🤖 AI Summary
This work addresses the limitation of existing quantum circuit routing methods, which neglect the real-time calibration status of hardware couplers, thereby degrading execution fidelity. The authors propose a graph-based reinforcement learning routing strategy that, for the first time, integrates daily calibration data into the Proximal Policy Optimization (PPO) training process to dynamically select high-fidelity hardware edges for SWAP operations. Simulations on MQT Bench benchmark circuits using IBM Heron r2 calibration data demonstrate that the proposed method substantially outperforms conventional compilers: it achieves an average exact fidelity of 0.727 on 5-qubit and 8-qubit circuit families, significantly surpassing SABRE-best20 (0.440) and target-aware SABRE (0.481), thereby transcending compilation paradigms that rely solely on gate count metrics.
📝 Abstract
Quantum circuit routing is a key step in compiling programs for noisy intermediate-scale quantum processors. Routes that appear efficient by standard overhead metrics can still lose fidelity when they pass through poorly calibrated couplers. We study a calibration-aware graph reinforcement-learning router that uses same-day IBM Heron r2 calibration data to choose hardware-edge SWAPs. We train the policy with proximal policy optimization and evaluate it with exact simulated fidelity across nine Munich Quantum Toolkit (MQT) Bench circuits and three calibration snapshots.
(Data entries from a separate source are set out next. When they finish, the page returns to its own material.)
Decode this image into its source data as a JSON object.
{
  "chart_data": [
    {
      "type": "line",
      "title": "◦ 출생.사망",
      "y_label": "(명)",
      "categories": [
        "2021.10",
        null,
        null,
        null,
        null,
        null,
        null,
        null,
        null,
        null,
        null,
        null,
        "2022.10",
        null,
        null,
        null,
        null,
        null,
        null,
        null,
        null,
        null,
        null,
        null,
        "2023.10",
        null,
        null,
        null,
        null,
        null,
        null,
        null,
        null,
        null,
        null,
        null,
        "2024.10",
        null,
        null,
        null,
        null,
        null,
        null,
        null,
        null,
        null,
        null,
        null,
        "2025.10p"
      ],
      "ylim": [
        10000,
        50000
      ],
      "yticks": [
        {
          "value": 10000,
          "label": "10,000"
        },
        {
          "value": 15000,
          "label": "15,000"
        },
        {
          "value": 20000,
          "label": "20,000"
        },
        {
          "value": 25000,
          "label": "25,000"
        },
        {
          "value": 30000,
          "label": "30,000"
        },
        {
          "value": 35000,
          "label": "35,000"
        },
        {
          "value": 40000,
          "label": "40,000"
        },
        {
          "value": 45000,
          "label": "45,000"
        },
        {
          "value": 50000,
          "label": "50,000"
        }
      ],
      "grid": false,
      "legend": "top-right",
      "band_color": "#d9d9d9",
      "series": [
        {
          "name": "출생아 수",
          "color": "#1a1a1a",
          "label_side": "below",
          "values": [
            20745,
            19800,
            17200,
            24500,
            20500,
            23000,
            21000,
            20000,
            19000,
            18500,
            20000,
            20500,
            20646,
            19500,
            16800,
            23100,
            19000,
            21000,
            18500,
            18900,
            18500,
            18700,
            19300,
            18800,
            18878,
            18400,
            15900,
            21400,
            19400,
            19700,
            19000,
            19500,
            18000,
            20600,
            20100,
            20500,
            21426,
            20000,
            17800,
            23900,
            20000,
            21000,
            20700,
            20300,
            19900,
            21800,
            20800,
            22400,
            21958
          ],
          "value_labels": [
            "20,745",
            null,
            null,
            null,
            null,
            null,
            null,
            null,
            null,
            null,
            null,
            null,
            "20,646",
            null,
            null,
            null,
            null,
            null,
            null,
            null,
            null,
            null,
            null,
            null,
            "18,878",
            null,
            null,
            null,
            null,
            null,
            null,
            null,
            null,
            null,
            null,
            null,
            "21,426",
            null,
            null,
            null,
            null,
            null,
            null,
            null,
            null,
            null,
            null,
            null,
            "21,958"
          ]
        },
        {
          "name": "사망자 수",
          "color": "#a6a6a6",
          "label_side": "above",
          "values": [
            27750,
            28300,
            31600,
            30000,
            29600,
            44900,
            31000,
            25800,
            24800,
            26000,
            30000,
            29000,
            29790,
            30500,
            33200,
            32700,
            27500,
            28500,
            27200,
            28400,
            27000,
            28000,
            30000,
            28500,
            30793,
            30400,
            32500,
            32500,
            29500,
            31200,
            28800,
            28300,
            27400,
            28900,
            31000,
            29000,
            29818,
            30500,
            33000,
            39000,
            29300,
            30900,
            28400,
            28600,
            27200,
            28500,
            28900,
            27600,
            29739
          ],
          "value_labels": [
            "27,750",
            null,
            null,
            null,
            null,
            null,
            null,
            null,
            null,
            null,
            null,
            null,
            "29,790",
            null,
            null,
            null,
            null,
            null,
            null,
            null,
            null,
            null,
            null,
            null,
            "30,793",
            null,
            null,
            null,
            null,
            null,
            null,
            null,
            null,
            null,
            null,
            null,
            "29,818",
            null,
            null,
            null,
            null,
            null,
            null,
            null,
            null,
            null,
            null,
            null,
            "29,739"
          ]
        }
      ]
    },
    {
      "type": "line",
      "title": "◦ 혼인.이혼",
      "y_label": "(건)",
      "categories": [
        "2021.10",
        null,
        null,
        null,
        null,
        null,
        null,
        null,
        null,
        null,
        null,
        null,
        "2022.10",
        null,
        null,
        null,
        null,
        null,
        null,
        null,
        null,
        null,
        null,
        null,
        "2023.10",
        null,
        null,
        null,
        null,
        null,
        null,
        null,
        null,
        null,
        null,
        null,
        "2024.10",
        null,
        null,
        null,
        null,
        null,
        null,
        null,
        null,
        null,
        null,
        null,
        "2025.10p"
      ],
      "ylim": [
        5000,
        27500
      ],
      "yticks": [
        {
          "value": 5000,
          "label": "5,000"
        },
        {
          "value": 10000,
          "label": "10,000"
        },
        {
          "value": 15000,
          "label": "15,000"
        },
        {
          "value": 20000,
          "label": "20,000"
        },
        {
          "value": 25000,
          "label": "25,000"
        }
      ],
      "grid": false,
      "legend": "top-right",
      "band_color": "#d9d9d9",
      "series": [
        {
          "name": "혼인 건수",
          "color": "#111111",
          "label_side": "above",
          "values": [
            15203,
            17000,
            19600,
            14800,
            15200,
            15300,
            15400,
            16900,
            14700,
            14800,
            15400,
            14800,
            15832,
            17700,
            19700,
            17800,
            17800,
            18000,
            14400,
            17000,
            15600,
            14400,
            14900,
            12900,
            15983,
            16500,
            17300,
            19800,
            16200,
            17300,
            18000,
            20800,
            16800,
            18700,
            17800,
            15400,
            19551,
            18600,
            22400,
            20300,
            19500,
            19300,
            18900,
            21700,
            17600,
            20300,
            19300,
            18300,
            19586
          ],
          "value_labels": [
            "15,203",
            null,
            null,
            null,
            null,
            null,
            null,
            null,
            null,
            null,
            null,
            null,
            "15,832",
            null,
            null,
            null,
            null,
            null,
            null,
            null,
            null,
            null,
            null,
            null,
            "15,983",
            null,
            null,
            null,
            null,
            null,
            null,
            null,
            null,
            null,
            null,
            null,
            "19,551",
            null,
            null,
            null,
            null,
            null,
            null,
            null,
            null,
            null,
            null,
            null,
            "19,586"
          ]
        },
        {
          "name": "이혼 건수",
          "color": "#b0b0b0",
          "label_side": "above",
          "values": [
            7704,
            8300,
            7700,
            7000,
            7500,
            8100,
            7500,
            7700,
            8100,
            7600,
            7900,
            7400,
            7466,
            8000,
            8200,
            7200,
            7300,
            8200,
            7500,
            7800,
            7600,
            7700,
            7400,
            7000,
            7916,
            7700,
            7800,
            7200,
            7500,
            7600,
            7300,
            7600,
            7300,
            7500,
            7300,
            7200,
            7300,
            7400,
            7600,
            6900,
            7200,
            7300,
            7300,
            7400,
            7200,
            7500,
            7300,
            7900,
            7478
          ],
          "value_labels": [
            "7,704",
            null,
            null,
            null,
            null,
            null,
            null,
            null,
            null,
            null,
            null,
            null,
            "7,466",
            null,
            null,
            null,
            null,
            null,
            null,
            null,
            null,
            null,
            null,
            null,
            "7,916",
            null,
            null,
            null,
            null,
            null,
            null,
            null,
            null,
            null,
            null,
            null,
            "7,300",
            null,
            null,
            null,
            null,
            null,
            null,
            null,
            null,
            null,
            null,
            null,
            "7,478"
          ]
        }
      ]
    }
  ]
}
Across these evaluations, pooled mean exact fidelity is $0.727$, compared with $0.440$ for SABRE-best20 and $0.481$ for target-aware SABRE. Fidelity gains come with higher routed two-qubit counts and are concentrated in the 5q and 8q circuit families; under the fixed tree action graph, all 10q families favor SABRE-best20. Overall, our results show that calibration-aware learned routing can improve fidelity beyond gate-count-driven compilation.